Power ever Ethernet (PoE), or IEEE Standard 802.3af, defines a method for powering Ethernetconnected "powered devices" (PDs) over the same cable that's used for data. The actual circuitry that takes the power off the cable and delivers it to the power converter for servicing the load is called the power interface (PI). When the standard was conceived in 1999, the most common PD envisioned was an enterprise telephone set based on Voice over Internet Protocol (VoIP). Since then, and particularly after the standard's approval in June 2003, a host of novel PD applications has been developed to take advantage of the marriage between data and power.
Picking Off The Power
The RJ-45 connector is the business end of an Ethernet cable in the photo on the right. PoE uses the data pairs or the spare pairs in the cable to carry -48 V dc from an endpoint switch or midspan hub to the PD. On the data pairs, pins 3 and 6 supply one side of the dc, and pins 1 and 2 supply the other. On the spare pairs, pins 4 and 5 are paralleled for one side of the dc supply, and pins 7 and 8 are paralleled for the other side.

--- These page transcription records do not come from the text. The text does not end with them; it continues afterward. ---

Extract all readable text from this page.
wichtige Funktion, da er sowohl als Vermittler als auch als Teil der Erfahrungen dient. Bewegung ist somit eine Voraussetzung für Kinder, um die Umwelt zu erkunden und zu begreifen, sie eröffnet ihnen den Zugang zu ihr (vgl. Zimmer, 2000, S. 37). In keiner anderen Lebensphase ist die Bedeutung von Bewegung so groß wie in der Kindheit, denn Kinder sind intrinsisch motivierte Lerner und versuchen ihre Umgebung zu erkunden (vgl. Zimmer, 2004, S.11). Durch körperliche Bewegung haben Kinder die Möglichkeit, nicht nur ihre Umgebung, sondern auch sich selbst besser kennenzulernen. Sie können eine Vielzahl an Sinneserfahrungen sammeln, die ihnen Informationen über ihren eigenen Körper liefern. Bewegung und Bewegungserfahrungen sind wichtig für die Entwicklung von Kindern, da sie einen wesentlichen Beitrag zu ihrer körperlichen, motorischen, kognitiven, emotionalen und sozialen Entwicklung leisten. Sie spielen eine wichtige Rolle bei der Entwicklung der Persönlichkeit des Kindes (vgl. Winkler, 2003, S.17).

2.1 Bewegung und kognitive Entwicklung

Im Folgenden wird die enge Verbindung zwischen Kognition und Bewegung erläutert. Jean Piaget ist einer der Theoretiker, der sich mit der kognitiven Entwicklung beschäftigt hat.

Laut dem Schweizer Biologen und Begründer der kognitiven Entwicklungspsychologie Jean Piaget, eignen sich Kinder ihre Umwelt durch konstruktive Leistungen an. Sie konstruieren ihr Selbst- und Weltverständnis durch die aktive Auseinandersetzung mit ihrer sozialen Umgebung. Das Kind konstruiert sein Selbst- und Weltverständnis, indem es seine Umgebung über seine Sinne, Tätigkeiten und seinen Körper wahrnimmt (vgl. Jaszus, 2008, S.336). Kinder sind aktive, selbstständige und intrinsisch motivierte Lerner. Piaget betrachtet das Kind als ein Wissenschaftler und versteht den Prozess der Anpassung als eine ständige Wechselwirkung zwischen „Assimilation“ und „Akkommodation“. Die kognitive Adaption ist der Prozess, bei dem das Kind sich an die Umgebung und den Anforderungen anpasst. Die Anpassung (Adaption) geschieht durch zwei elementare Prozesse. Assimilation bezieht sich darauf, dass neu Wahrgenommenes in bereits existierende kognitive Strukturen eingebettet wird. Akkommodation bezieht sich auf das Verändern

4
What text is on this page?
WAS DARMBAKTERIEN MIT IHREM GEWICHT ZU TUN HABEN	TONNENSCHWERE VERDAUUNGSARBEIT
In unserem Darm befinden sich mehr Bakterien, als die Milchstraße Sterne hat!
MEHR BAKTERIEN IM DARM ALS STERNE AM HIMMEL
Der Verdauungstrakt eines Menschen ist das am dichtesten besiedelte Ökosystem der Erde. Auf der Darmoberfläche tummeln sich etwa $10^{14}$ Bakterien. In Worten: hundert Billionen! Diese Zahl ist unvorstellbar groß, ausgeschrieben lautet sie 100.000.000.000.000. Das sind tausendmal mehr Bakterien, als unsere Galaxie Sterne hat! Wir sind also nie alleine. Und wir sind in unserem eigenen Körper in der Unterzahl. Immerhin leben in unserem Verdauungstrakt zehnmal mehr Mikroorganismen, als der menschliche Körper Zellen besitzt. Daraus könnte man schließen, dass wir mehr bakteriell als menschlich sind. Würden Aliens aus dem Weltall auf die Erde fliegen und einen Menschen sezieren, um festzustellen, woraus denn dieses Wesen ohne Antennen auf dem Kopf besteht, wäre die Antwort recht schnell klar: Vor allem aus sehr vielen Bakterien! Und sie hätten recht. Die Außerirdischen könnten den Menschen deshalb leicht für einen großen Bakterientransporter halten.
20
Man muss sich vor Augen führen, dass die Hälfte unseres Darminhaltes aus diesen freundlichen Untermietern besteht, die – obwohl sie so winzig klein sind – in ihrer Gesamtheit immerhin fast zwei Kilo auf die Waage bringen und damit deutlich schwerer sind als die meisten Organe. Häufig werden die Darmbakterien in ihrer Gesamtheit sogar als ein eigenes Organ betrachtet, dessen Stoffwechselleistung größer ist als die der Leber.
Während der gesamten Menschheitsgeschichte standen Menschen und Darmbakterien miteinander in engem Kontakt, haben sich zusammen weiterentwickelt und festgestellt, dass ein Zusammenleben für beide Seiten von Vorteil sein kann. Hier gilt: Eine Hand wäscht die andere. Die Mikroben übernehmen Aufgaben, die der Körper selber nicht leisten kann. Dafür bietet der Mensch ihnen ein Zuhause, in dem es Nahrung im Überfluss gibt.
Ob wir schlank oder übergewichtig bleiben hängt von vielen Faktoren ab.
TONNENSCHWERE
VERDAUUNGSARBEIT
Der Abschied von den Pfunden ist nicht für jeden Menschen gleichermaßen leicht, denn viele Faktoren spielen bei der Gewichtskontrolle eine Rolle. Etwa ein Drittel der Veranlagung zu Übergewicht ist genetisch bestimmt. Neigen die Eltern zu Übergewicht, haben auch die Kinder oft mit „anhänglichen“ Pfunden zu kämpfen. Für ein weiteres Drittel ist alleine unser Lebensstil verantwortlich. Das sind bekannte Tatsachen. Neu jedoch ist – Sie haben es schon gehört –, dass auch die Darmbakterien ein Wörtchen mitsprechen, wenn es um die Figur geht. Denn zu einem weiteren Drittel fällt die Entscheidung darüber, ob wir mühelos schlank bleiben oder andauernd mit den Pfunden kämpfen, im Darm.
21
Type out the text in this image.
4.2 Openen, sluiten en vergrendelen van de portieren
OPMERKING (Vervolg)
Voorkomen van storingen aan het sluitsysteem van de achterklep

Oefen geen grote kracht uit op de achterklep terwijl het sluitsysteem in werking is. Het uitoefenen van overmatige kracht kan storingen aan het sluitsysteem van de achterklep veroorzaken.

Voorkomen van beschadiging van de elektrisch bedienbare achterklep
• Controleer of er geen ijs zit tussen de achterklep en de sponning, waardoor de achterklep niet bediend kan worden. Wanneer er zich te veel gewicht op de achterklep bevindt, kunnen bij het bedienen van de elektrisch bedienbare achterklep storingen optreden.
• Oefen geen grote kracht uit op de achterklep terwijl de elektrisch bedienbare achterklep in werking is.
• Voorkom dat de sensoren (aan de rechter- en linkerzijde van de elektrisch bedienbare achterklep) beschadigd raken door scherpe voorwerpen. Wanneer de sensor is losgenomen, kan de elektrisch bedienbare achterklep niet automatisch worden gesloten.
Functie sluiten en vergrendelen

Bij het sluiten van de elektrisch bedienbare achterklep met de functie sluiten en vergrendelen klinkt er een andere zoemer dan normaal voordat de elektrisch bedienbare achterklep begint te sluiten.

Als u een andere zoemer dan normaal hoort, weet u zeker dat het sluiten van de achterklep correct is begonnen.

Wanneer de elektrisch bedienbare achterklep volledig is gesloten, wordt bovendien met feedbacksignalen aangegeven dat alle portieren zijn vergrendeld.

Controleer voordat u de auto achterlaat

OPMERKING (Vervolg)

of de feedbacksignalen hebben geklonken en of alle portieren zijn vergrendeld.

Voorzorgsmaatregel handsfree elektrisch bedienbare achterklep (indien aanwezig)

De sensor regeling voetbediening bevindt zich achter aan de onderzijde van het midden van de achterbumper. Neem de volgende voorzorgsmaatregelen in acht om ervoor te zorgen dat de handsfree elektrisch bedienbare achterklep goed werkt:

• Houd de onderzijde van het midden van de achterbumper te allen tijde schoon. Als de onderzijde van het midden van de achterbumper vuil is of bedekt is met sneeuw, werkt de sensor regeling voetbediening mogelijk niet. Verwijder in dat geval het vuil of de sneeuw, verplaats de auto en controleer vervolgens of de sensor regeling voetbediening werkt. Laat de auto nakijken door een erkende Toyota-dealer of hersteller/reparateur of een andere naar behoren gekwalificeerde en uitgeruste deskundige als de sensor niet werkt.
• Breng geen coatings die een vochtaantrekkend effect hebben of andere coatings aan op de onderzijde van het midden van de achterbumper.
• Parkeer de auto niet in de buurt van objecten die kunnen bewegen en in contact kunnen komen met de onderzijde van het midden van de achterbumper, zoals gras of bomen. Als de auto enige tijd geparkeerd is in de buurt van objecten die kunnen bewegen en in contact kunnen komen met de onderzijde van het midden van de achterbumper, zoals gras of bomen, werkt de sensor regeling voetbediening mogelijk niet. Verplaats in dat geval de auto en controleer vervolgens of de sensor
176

Spare Pairs And Data Pairs
The figure to the right shows the normal (top) and crossover (bottom) wire-color codes in an Ethernet cable. Note that a crossover does not affect which pins in the RJ-45 connector are active, but it flips the sense of the dc voltage. The PoE standard specifies a diode bridge in the PD to normalize either cable configuration. The photo of the connector above shows the end of a crossover cable that has the bottom configuration. (Tracer colors on the white wires in each pair in the photo are less conspicuously barber-poled than they are in the drawing.)